H. El Habti souligne également un élément fondamental pour créer un cercle vertueux en faveur de la R&D est que les chercheurs prennent part ou soient associés à l’entreprise. Aux USA, le chercheur, soutenu par un écosystème rodé, détient la licence et crée l’entreprise.
Dans ce sens, la présence de centres de transfert de technologie, d’incubateurs voire de fonds d’investissements sont de nature à favoriser le capital humain et mettre à profit du pays sa matière grise, comme le préconise l’intervenant.
Et comme le Maroc n’évolue pas en vase clos, la dimension continentale et mondiale étant constamment présente dans ses politiques et ses ambitions de hub régional, la R&D et innovation ne peut omettre cet impératif. Mieux encore, quelles sont les pistes à même de faire du royaume un hub régional de la R&D et de l’innovation ?

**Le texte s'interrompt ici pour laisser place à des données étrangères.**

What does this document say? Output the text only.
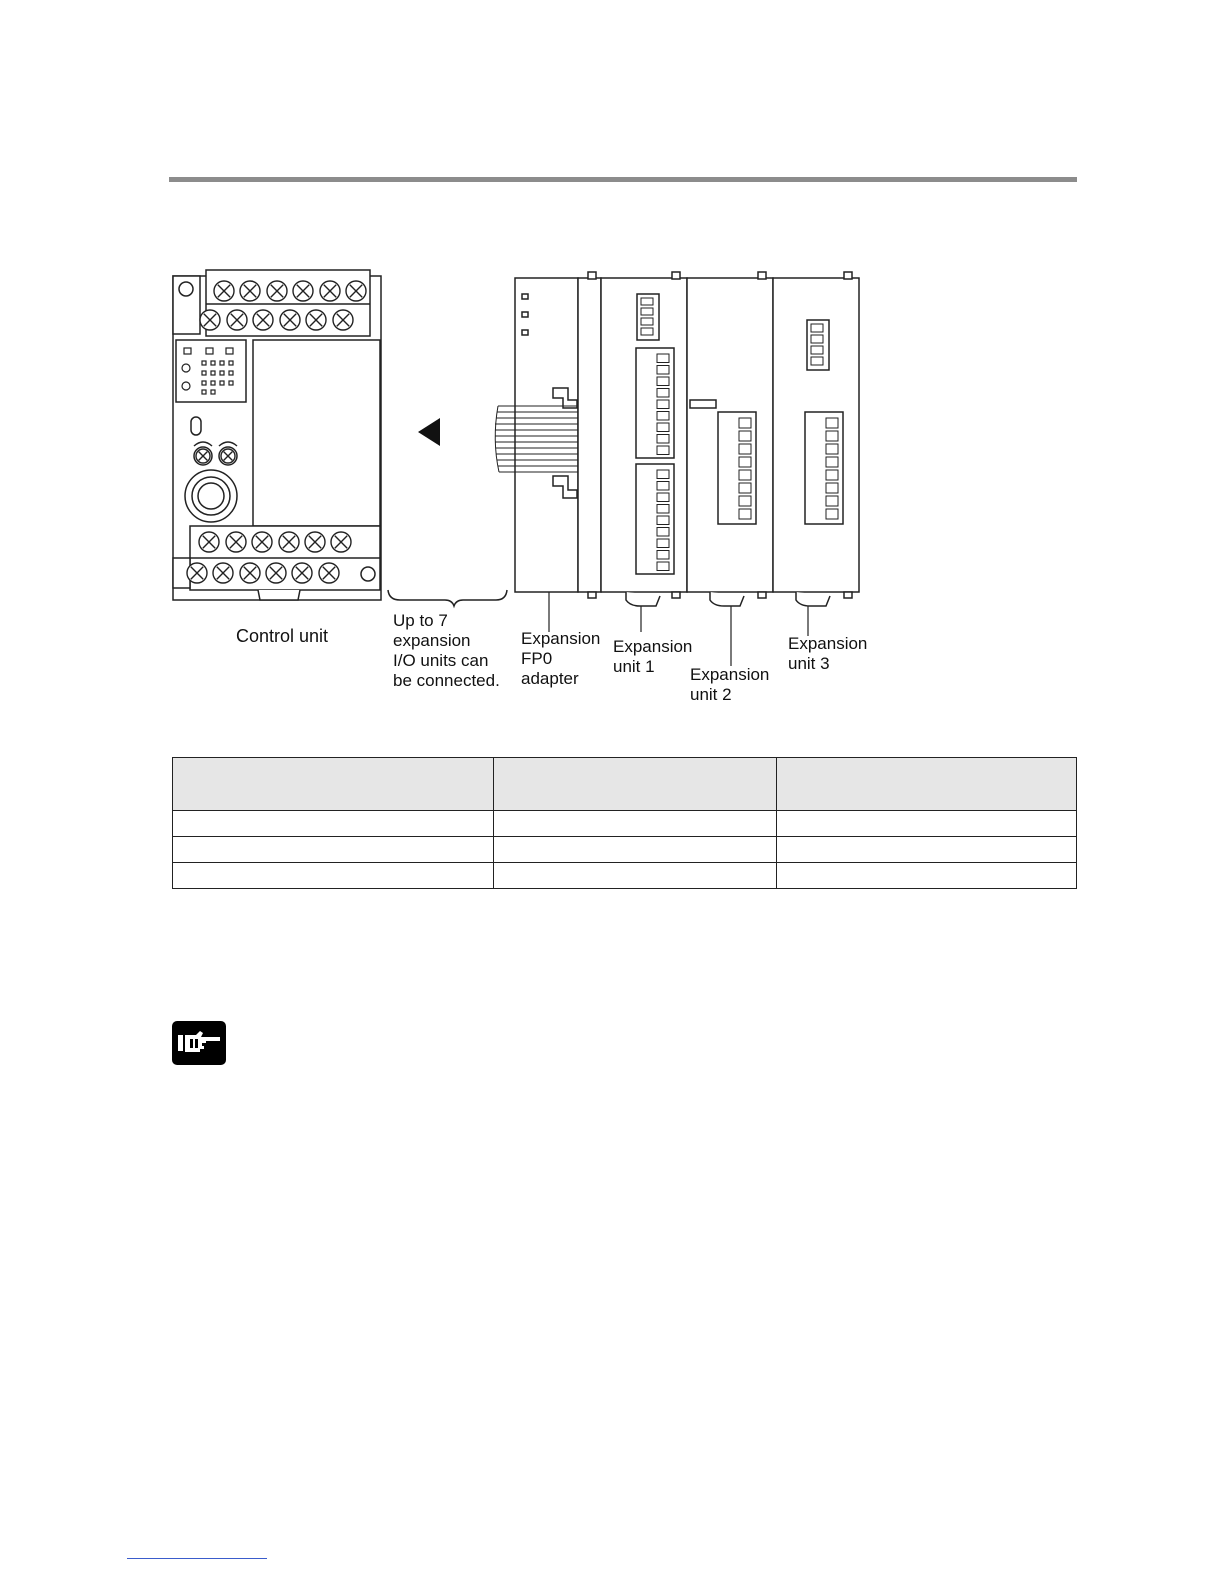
Control unit
Up to 7
expansion
I/O units can
be connected.
Expansion
FP0
adapter
Expansion
unit 1	Expansion
unit 2
Expansion
unit 3
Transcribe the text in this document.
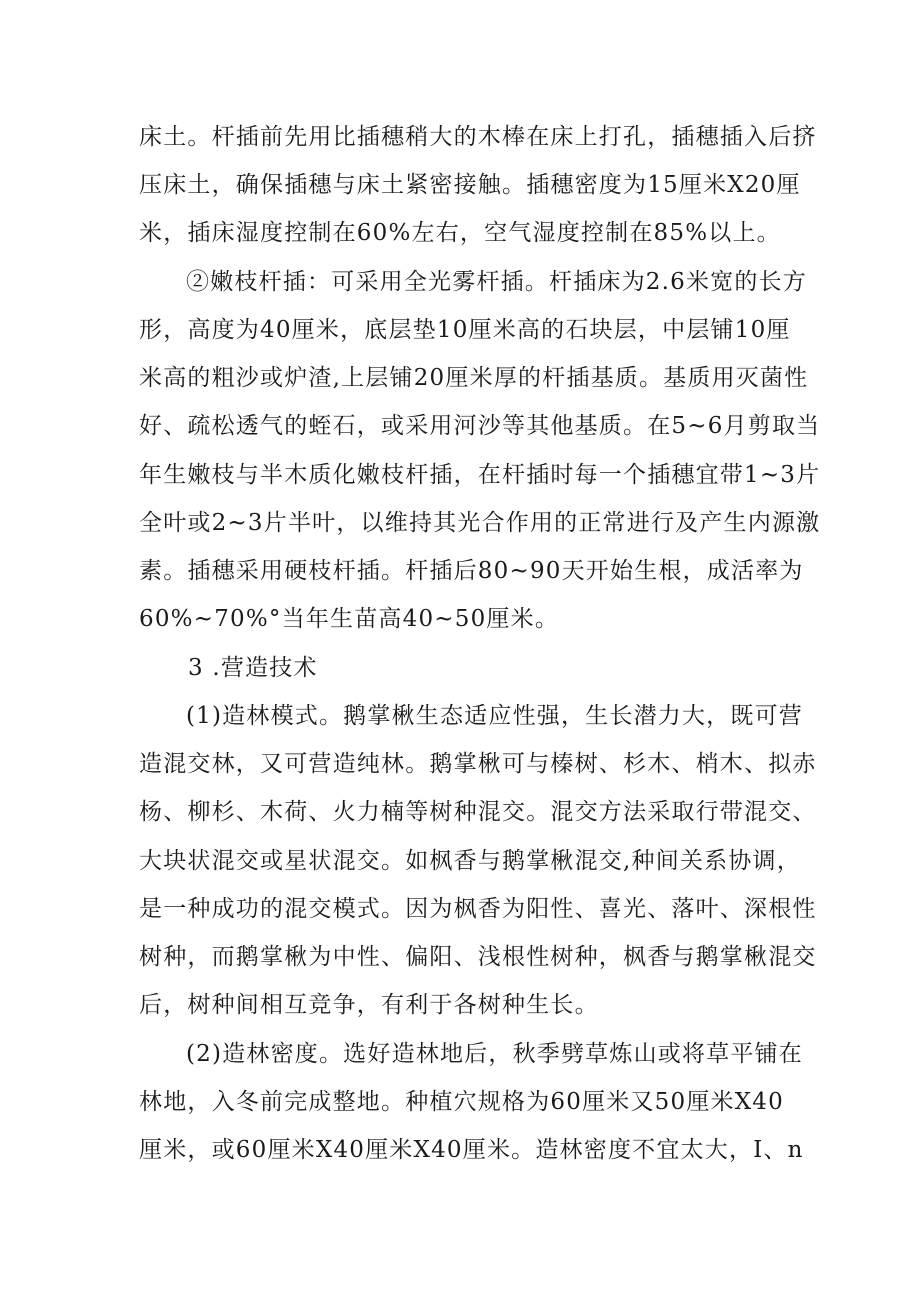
床土。杆插前先用比插穗稍大的木棒在床上打孔，插穗插入后挤
压床土，确保插穗与床土紧密接触。插穗密度为15厘米X20厘
米，插床湿度控制在60%左右，空气湿度控制在85%以上。
②嫩枝杆插：可采用全光雾杆插。杆插床为2.6米宽的长方
形，高度为40厘米，底层垫10厘米高的石块层，中层铺10厘
米高的粗沙或炉渣,上层铺20厘米厚的杆插基质。基质用灭菌性
好、疏松透气的蛭石，或采用河沙等其他基质。在5~6月剪取当
年生嫩枝与半木质化嫩枝杆插，在杆插时每一个插穗宜带1~3片
全叶或2~3片半叶，以维持其光合作用的正常进行及产生内源激
素。插穗采用硬枝杆插。杆插后80~90天开始生根，成活率为
60%~70%°当年生苗高40~50厘米。
3 .营造技术
(1)造林模式。鹅掌楸生态适应性强，生长潜力大，既可营
造混交林，又可营造纯林。鹅掌楸可与榛树、杉木、梢木、拟赤
杨、柳杉、木荷、火力楠等树种混交。混交方法采取行带混交、
大块状混交或星状混交。如枫香与鹅掌楸混交,种间关系协调，
是一种成功的混交模式。因为枫香为阳性、喜光、落叶、深根性
树种，而鹅掌楸为中性、偏阳、浅根性树种，枫香与鹅掌楸混交
后，树种间相互竞争，有利于各树种生长。
(2)造林密度。选好造林地后，秋季劈草炼山或将草平铺在
林地，入冬前完成整地。种植穴规格为60厘米又50厘米X40
厘米，或60厘米X40厘米X40厘米。造林密度不宜太大，I、n
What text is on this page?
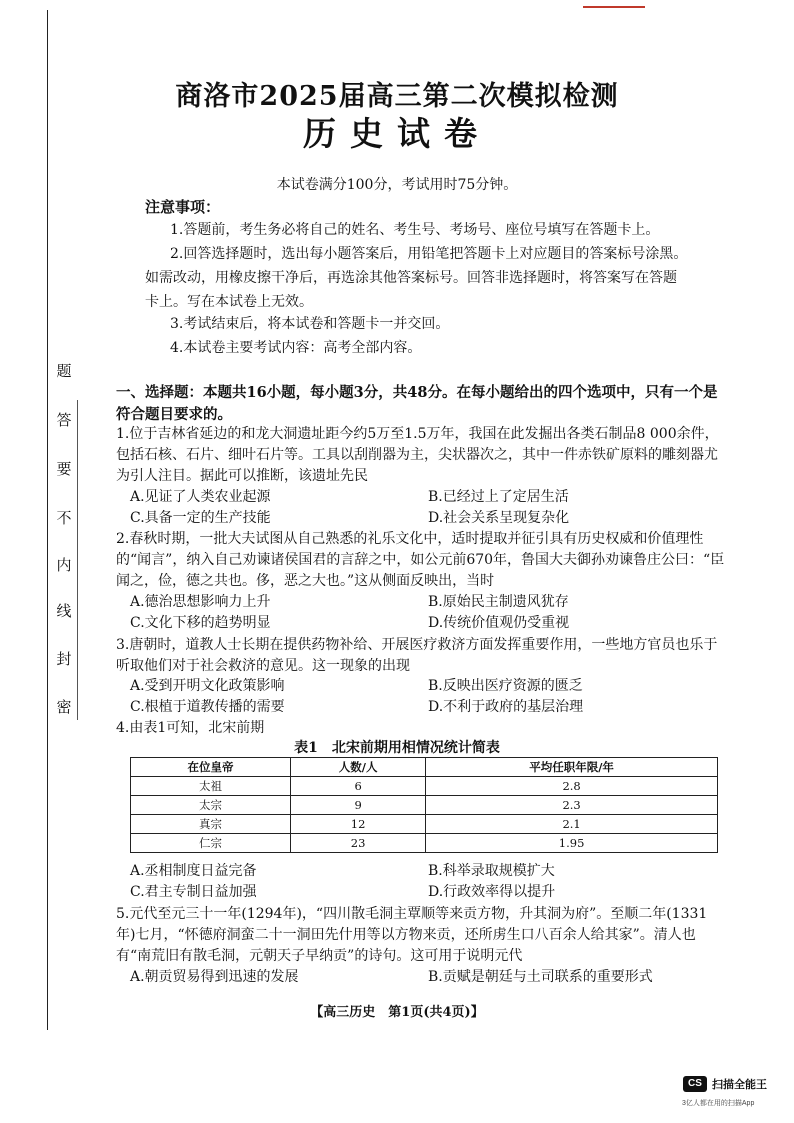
题
答
要
不
内
线
封
密
商洛市2025届高三第二次模拟检测
历史试卷
本试卷满分100分，考试用时75分钟。
注意事项：
1.答题前，考生务必将自己的姓名、考生号、考场号、座位号填写在答题卡上。
2.回答选择题时，选出每小题答案后，用铅笔把答题卡上对应题目的答案标号涂黑。如需改动，用橡皮擦干净后，再选涂其他答案标号。回答非选择题时，将答案写在答题卡上。写在本试卷上无效。
3.考试结束后，将本试卷和答题卡一并交回。
4.本试卷主要考试内容：高考全部内容。
一、选择题：本题共16小题，每小题3分，共48分。在每小题给出的四个选项中，只有一个是符合题目要求的。
1.位于吉林省延边的和龙大洞遗址距今约5万至1.5万年，我国在此发掘出各类石制品8 000余件，包括石核、石片、细叶石片等。工具以刮削器为主，尖状器次之，其中一件赤铁矿原料的雕刻器尤为引人注目。据此可以推断，该遗址先民
A.见证了人类农业起源	B.已经过上了定居生活
C.具备一定的生产技能	D.社会关系呈现复杂化
2.春秋时期，一批大夫试图从自己熟悉的礼乐文化中，适时提取并征引具有历史权威和价值理性的“闻言”，纳入自己劝谏诸侯国君的言辞之中，如公元前670年，鲁国大夫御孙劝谏鲁庄公曰：“臣闻之，俭，德之共也。侈，恶之大也。”这从侧面反映出，当时
A.德治思想影响力上升	B.原始民主制遗风犹存
C.文化下移的趋势明显	D.传统价值观仍受重视
3.唐朝时，道教人士长期在提供药物补给、开展医疗救济方面发挥重要作用，一些地方官员也乐于听取他们对于社会救济的意见。这一现象的出现
A.受到开明文化政策影响	B.反映出医疗资源的匮乏
C.根植于道教传播的需要	D.不利于政府的基层治理
4.由表1可知，北宋前期
表1　北宋前期用相情况统计简表
在位皇帝	人数/人	平均任职年限/年
太祖	6	2.8
太宗	9	2.3
真宗	12	2.1
仁宗	23	1.95
A.丞相制度日益完备	B.科举录取规模扩大
C.君主专制日益加强	D.行政效率得以提升
5.元代至元三十一年(1294年)，“四川散毛洞主覃顺等来贡方物，升其洞为府”。至顺二年(1331年)七月，“怀德府洞蛮二十一洞田先什用等以方物来贡，还所虏生口八百余人给其家”。清人也有“南荒旧有散毛洞，元朝天子早纳贡”的诗句。这可用于说明元代
A.朝贡贸易得到迅速的发展	B.贡赋是朝廷与土司联系的重要形式
【高三历史　第1页(共4页)】
CS 扫描全能王
3亿人都在用的扫描App
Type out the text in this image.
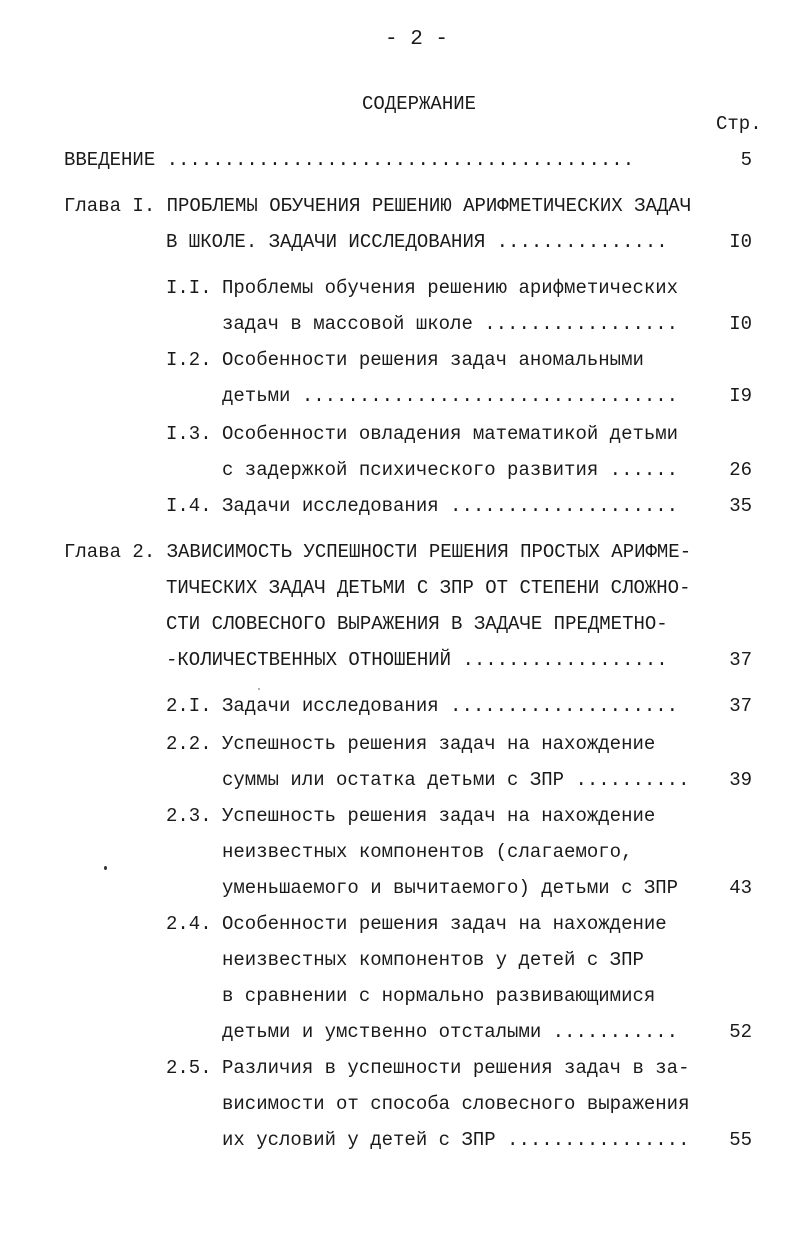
- 2 -
СОДЕРЖАНИЕ
Стр.
ВВЕДЕНИЕ .........................................	5
Глава I. ПРОБЛЕМЫ ОБУЧЕНИЯ РЕШЕНИЮ АРИФМЕТИЧЕСКИХ ЗАДАЧ
В ШКОЛЕ. ЗАДАЧИ ИССЛЕДОВАНИЯ ...............	I0
I.I. Проблемы обучения решению арифметических
задач в массовой школе .................	I0
I.2. Особенности решения задач аномальными
детьми .................................	I9
I.3. Особенности овладения математикой детьми
с задержкой психического развития ......	26
I.4. Задачи исследования ....................	35
Глава 2. ЗАВИСИМОСТЬ УСПЕШНОСТИ РЕШЕНИЯ ПРОСТЫХ АРИФМЕ-
ТИЧЕСКИХ ЗАДАЧ ДЕТЬМИ С ЗПР ОТ СТЕПЕНИ СЛОЖНО-
СТИ СЛОВЕСНОГО ВЫРАЖЕНИЯ В ЗАДАЧЕ ПРЕДМЕТНО-
-КОЛИЧЕСТВЕННЫХ ОТНОШЕНИЙ ..................	37
2.I. Задачи исследования ....................	37
2.2. Успешность решения задач на нахождение
суммы или остатка детьми с ЗПР ..........	39
2.3. Успешность решения задач на нахождение
неизвестных компонентов (слагаемого,
уменьшаемого и вычитаемого) детьми с ЗПР	43
2.4. Особенности решения задач на нахождение
неизвестных компонентов у детей с ЗПР
в сравнении с нормально развивающимися
детьми и умственно отсталыми ...........	52
2.5. Различия в успешности решения задач в за-
висимости от способа словесного выражения
их условий у детей с ЗПР ................	55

D’emblée, Ismail Douiri, Directeur général d’Attijariwafa bank et X1987, fait le distinguo entre R&D et innovation. Pour la R&D l’ambition de créer un hub n’est pas nécessairement une question de moyens mais plus un meilleur pilotage et orientation vers certains domaines d’attractivité pour les matières grises.
L’objectif de créer un hub implique entre autres conditions le financement ou plutôt d’investissement, qu’il soit public ou privé marocain ou étranger, dans la R&D.
Ismail Douiri souligne également l’importance des congrès dans ce sens où ils permettent aux chercheurs Marocains d’étoffer leur réseau. Une sorte de connectivité avec la sphère mondiale de la R&D.
Il existe bien évidemment des verrous qu’il faut sauter notamment des barrières d’entrée comme la langue. L’intervenant défend d’ailleurs l’importance de maîtriser le chinois pour accéder aux publications scientifiques. La reconnaissance par les pairs est également essentielle à travers les publications scientifiques. Le Maroc gagnerait également à réfléchir à comment opérer un retour des cerveaux marocains et des conditions à inverser le sens de migration de ces compétences.
Les différentes questions soulevées lors de cette webconférence, qui a duré plus de 2 heures, ainsi que les différents sondages feront l’objet d’un travail d’analyse et de synthèse dont les recommandations parviendront à la CSMD, représentée lors de cette rencontre par Mohammed Fikrat, membre de la Commission et PDG du Groupe Cosumar.
A noter que la thématique de cette webconférence donne ainsi suite aux thématiques des deux derniers colloques du groupe X-Maroc « L’Emploi comme priorité, l’entrepreneuriat et l’innovation comme solution ? » de 2015 et « La R&D comme levier de croissance » de 2019.